On an absolutely wild day at O’Donnell Field, it was only fitting that things should come down to multiple wild pitches.
After Princeton scored four times in the top of the ninth inning, the Harvard baseball team rallied back for three runs of its own to beat the Tigers, 20-19, and earn a doubleheader split on Sunday.
“It was a crazy game,” freshman catcher D.J. Link said. “It was definitely a good team win in that we stuck together and we never really gave up.”
HARVARD 20, PRINCETON 19
In a contest that featured three grand slams, 38 hits, and nine errors and finished with a score better fit for a football game, the Crimson (6-21, 3-5) went into the ninth with a 17-15 lead.
But junior Baron Davis was unable to close the door.
The Tigers (7-20, 5-3 Ivy) began the frame with two doubles and two singles to plate two runs. Davis then hit Ryan Arendt with a pitch to load the bases, and two consecutive fielder’s choices allowed the Tigers to take the lead before co-captain Jordan Haviland replaced Davis and struck out Danny Hoy to end the inning.
But in a game in which it trailed 9-3, the Crimson had one more rally left in it.
Link led off with a walk. He then advanced to second on an infield single by Jeff Hajdin before getting picked off for the first out of the inning.
That’s when the wheels started to come off for the Tigers.
Princeton’s Nick Donatiello walked freshman third baseman Mitch Klug, and sophomore outfielder Brandon Kregel hit a single through the right side to load the bases.
Hajdin scored on a wild pitch, freshman Sean O’Neill was intentionally walked to load the bases, and another wild pitch plated Klug before Princeton again elected to fill the bases by walking sophomore Tanner Anderson.
The Tigers then made a pitching change, replacing Donatiello with A.J. Goetz. But with junior Carlton Bailey at the plate, the reliever threw Princeton’s third wild pitch of the inning and Kregel came home to give the Crimson a walk-off win.
“It was great,” Link said. “They made a few mistakes and we were able to capitalize on them.”
After the Crimson scored the game’s first two runs, Princeton put together a seven-run second inning, highlighted by an Arendt grand slam. But the Crimson answered back with consecutive innings of four, six, and four runs.
“We were able to just put the ball in play,” Link said. “Situational hitting goes a long way—that’s how you have big innings.”
Harvard led off the bottom of the fourth with five consecutive singles to plate four, capped by an O’Neill two-RBI hit. The rookie drove in two more in the bottom of the fifth with another single, while a basesloaded walk gave the Crimson its sixth run of the frame.
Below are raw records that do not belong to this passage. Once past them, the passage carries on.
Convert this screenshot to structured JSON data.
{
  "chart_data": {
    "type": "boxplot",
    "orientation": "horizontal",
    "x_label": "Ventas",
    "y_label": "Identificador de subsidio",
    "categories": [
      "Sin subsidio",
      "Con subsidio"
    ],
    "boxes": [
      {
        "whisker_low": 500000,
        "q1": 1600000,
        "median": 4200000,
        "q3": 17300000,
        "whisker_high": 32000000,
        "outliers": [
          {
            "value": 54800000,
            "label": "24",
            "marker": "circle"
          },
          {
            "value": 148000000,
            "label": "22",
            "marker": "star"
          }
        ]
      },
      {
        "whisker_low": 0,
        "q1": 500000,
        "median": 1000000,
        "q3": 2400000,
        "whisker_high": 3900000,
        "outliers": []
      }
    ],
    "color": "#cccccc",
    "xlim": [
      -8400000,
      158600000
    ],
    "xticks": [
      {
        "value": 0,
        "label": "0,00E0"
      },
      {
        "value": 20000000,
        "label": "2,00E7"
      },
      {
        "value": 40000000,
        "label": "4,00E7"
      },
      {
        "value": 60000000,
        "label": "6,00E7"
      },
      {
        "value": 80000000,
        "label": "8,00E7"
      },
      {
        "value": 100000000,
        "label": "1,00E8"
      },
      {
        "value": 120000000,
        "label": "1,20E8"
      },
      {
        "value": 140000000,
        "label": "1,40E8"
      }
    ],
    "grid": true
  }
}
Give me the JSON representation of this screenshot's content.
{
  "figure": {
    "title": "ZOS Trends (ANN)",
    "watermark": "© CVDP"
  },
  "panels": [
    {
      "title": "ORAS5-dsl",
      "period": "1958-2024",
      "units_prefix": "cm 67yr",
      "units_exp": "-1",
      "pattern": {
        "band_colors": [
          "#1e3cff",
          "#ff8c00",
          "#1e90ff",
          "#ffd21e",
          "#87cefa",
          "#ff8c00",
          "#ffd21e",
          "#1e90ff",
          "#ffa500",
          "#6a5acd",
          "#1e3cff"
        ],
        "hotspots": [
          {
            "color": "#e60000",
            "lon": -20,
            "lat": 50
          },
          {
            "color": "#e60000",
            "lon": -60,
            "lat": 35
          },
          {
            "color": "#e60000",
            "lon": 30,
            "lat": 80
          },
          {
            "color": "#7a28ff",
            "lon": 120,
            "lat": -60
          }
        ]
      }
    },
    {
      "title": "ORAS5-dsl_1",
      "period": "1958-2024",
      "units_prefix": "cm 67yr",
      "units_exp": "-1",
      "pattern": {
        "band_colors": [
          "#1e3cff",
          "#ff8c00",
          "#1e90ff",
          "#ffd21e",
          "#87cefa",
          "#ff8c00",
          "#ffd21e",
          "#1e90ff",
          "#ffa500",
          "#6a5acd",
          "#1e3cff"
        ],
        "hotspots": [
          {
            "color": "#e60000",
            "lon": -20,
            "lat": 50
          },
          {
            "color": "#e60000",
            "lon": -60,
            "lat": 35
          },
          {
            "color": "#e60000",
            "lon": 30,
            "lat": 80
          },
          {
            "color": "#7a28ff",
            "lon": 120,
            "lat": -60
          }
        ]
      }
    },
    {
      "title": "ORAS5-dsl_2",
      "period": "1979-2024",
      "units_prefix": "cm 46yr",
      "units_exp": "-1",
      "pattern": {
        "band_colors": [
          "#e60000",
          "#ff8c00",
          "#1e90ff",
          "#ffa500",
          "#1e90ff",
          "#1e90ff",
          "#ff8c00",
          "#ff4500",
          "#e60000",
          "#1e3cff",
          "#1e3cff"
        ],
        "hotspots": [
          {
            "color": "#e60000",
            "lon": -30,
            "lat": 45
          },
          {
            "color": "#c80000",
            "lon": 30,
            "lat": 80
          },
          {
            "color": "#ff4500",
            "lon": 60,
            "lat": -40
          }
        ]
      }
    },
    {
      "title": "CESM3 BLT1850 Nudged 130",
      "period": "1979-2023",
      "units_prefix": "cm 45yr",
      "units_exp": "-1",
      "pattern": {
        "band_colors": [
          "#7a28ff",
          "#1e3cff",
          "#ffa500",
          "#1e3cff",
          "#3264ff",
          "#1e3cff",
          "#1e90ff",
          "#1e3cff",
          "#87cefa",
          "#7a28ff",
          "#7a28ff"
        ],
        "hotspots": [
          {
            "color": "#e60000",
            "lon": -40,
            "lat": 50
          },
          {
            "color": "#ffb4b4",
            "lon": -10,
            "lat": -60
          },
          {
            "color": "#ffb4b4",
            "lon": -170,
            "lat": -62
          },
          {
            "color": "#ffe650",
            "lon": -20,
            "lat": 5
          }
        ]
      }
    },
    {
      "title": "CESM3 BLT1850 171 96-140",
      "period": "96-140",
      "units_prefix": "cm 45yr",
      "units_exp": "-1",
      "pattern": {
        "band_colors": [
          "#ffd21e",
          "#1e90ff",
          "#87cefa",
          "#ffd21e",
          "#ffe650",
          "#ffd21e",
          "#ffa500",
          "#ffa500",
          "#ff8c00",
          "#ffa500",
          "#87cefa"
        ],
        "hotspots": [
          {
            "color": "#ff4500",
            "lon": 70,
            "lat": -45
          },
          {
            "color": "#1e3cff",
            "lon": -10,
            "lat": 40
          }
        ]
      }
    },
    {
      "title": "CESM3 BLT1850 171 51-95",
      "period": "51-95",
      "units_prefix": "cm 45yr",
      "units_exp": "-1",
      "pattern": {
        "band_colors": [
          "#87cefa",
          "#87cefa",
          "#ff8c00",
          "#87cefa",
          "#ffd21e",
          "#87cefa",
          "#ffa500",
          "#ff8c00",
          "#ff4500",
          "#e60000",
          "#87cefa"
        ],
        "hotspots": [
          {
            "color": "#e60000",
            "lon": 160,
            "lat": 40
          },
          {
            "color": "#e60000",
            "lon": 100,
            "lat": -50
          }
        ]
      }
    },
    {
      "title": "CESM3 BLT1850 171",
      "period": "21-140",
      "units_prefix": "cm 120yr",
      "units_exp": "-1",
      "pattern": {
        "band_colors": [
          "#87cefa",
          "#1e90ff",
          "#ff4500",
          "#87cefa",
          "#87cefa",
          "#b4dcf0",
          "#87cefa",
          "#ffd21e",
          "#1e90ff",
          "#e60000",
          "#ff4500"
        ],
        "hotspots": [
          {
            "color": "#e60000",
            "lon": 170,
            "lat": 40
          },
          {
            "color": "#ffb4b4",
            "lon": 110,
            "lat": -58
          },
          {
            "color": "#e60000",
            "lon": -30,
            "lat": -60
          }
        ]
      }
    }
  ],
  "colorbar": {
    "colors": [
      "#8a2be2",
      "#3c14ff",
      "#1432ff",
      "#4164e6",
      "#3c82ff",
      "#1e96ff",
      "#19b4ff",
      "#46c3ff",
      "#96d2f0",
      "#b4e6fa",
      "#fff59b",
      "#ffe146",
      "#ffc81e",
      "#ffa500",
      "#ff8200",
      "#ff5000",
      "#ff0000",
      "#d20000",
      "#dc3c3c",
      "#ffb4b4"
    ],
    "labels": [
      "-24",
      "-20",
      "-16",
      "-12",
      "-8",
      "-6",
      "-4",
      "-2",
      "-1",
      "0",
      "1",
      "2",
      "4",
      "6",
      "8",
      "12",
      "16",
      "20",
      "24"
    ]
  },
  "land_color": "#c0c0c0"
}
Princeton scored three times during those two innings as well, and the Crimson went into the sixth ahead 12-10. In the bottom of the inning, Klug singled, Kregel reached on an error, and O’Neill was hit by a pitch before Anderson hit a grand slam to put the Crimson ahead, 16-10.
“The biggest factor about the second game was that the wind was blowing out,” Kregel said. “Anything in the air was going to go a long way.”
But the Tigers answered right back in the top of the seventh. Crimson junior pitcher Peter Kaplan loaded the bases on two walks and a hit by pitch, and Hoy singled to center, scoring one. Princeton’s Mike Ford then hit a grand slam to right center to bring the Tigers within one at 16-15.
The Tigers scored four times in the ninth to take the lead back before Harvard rallied to win.
The Crimson scored 20 runs for the first time in a contest since 2006 and finished with 23 hits, led by Link, who went 4-for-5. Hajdin, Klug, Kregel, and Anderson all had three hits for Harvard.
“A big thing that we’ve been talking about recently is believing in ourselves,” Kregel said. “[That] really helped us gain confidence to fight back and not just back down.”
PRINCETON 13, HARVARD 1
The Tigers dominated the Crimson in the first game of the doubleheader, putting together a pair of five-run innings against Anderson, who fell to 0-4 on the year.
With two outs in the top of the second, Tyler Servais doubled to center, Johnny Mishu singled up the middle, Alec Keller doubled to right, and Hoy doubled to plate two before Anderson finally got out of the inning.
“We just didn’t come out with as much energy as we should have,” Kregel said.
Anderson ran into trouble again in the fifth. Hoy led off with a homer to left center, and the big blow again came with two outs, when Servais hit a grand slam to make it 10-0.
In the sixth, a Ford solo homer to center off freshman reliever Shaun Rubin plated another run for the Tigers, who added two more in the subsequent frame.
Harvard’s lone run came in the bottom of the third, when Link scored on an error.
Ford was dominant throughout the afternoon for the Tigers, allowing just four hits and striking out seven over seven innings to improve to 3-0 on the year.
“The bats weren’t there,” Link said. “[Ford] threw a great game.”